Where is Grenada? – Grenada Map – Map of Grenada

Turi dispenses advice, but the Grenada of the 1970s and 1980s, rather than helping to create “unity,” in an increasingly gloomy Grenada obsessed with modernization and concrete, forges and foments alienation. An air of spiteful vindictiveness permeates the public festivities. Turi grows sad. Grenada and doom rule the day, and infighting breaks out in the village. Turi finds it difficult to find anyone interested in talking about anything beyond local gossip and small talk about village events. Every time he sees me he repeats the same thing: “They don’t even know how to lose gracefully when playing cards; Grenada they hit the roof over a badly played card because they’ll have to buy a round of beers.” He regrets having come back to the village.

Where is Grenada? – Grenada Map – Map of Grenada Photo Gallery



In the past, the village was animated by conflicts, struggles and contrasts

of a political nature. That’s all gone now. The last great political thrill occurs during the meeting in which, following the historical split in Bologna, a new name had to be found for the Italian Communist Party. The party headquarters behind the church is full, just like in the old days, brimful with memories of struggles and passion, of isolation and hope. Everyone’s passionate in expressing their reasoning; an air of defeat hangs over their gloomy looks, over the silence, and disappointment.

The meeting goes on for hours. Everyone wants to have their say, as if the new name for the party and the fate of Italy and the world depended on this meeting. Everyone’s living through his or her own personal drama. Those who’d been members of the party immediately after the war, those who had participated in the occupation of agricultural lands, and had been looked upon as “people who ate children alive,” those who ended up on police files, those who had been active in the events of 1968, those who had entered into dialogue with the Christian Democrats and the Socialists, those who were angry with the wealthy and the managers, those who were seeking help with an application or were looking for a job—they weren’t sure why they had been communists but all knew they wanted a better world.

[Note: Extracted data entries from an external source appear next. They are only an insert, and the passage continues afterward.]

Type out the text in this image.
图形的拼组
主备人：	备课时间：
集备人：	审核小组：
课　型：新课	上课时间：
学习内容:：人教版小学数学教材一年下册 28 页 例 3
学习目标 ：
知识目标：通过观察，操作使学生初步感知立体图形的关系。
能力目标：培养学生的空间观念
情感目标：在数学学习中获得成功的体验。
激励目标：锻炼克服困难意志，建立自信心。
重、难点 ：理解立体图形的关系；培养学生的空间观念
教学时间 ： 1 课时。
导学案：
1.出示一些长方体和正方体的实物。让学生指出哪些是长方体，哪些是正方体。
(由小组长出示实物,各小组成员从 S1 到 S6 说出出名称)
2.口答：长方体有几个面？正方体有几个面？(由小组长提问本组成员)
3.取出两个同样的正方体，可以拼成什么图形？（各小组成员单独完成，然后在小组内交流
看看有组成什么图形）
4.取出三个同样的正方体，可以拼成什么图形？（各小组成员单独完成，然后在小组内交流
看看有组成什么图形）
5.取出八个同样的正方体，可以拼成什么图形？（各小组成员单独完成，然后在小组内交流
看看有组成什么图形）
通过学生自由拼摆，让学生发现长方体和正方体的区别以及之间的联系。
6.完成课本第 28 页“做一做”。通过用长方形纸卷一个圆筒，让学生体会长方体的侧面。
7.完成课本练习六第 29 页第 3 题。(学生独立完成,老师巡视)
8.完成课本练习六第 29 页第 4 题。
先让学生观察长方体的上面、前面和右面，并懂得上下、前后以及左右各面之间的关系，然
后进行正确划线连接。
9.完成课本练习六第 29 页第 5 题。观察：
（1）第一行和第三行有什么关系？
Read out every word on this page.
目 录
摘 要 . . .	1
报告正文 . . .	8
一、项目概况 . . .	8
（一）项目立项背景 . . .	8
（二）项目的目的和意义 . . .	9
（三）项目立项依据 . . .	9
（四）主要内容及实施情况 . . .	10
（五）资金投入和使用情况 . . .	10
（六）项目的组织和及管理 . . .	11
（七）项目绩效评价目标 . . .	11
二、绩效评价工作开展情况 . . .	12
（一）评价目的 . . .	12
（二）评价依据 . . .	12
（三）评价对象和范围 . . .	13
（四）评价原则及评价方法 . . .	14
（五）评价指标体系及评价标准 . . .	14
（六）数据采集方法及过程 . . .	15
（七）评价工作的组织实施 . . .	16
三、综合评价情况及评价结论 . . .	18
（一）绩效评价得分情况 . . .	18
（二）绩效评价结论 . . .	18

Turi looked troubled. He listened silently. He had to have dinner at about eight so he could take his medication. He stood up and said: “I was a communist in my youth. Now, I wouldn’t know how to be anything else. I don’t think I made a mistake. I can’t stay to vote, so I leave it up to you. I must go and eat now.”

He said it in his own way, without making a drama of it. He got up and walked out. I joined him. He was upset. “Professor,” he said, “there’s nothing left to do.” I took him home. We drank a glass of wine.